Nell’allevamento estensivo i ruminanti assumono discrete quantità di acidi grassi insaturi sia omega-3 che omega-6 dal pascolo, soprattutto primaverile. Infatti, anche nel latte prodotto in questi mesi dell’anno si ha una concentrazione significativamente più alta di questi acidi grassi e dei loro isomeri rispetto ai mesi invernali.

In una interessante review di V. Lupreiato ed altri, pubblicata sul Journal of Animal Science and Biotechnology (2020 11:96) ed intitolata “Role of nutraceuticals during the transition period of dairy cow: a review”, vengono indicati dagli autori gli effetti dell’inserimento degli acidi grassi essenziali nella dieta delle bovine durante il periodo di transizione.

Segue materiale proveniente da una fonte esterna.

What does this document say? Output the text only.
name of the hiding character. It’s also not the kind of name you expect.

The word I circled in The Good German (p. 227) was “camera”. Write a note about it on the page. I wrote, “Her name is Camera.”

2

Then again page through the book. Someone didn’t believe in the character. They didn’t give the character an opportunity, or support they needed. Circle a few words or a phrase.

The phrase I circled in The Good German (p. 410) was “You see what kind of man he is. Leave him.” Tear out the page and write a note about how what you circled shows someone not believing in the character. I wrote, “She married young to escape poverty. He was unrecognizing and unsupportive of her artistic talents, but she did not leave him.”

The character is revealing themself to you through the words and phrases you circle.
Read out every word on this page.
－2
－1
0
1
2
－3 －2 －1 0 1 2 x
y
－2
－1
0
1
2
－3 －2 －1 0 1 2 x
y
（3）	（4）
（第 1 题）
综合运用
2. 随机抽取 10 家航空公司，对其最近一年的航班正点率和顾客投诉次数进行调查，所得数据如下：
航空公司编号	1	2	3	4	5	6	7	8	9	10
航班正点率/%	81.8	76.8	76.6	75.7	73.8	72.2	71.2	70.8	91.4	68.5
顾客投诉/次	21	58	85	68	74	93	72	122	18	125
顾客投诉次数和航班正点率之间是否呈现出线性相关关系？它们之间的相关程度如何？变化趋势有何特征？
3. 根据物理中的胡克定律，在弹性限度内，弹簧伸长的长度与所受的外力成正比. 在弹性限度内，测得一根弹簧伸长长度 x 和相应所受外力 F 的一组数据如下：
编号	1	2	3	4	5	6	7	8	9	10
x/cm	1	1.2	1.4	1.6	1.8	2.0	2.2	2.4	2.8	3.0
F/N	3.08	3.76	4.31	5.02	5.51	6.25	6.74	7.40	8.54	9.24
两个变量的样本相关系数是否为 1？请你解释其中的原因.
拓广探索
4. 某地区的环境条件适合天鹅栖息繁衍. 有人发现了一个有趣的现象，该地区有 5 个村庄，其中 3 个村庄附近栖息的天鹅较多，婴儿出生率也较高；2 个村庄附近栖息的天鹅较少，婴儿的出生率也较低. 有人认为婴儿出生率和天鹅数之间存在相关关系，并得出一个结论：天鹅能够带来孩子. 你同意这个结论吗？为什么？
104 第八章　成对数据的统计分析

Arricchire le diete dei ruminanti da latte di PUFA n-3 e farli arrivare indenni nell’intestino per essere assorbiti, sia durante la preparazione al parto che nelle prime settimane di lattazione, è molto più complesso rispetto ai monogastrici. In questi animali basta aggiungere alla dieta giornaliera oli raffinati o alimenti che apportano i PUFA per aspettarsi un aumento di questi acidi grassi nel sangue circolante e nei tessuti di destinazione. Nei ruminanti da latte, invece, nella pratica di allevamento è impossibile stimare se gli ALA, DHA o EPA contenuti negli alimenti inseriti nella dieta arrivino effettivamente nel sangue degli animali e nella concentrazione desiderata.  Allo stato attuale delle conoscenze non esistono biomarker “commerciali” per fare questa valutazione. Molto empiricamente si segue l’andamento della concentrazione del grasso del latte. Se dopo l’inserimento di questi acidi grassi, questa tende a calare significa che alcuni isomeri di questi PUFA hanno resistito all’attività ruminale e sono giunti nell’intestino. Seguire le indicazioni dei molti esperimenti fatti è anch’esso difficile perché le condizioni sperimentali sono molto spesso diverse da ciò che avviene negli allevamenti. Una soluzione utile è quella di verificare in allevamento se dopo l’inserimento di una determinata fonte di PUFA-omega-3 migliorino le performance produttive, riproduttive e sanitarie degli animali. Sicuramente i sistemi chimico-fisici di rumino-protezione dei PUFA aumentano la quantità di questi acidi grassi che arriva indenne all’intestino ed eliminano i rischi di riduzione del grasso del latte.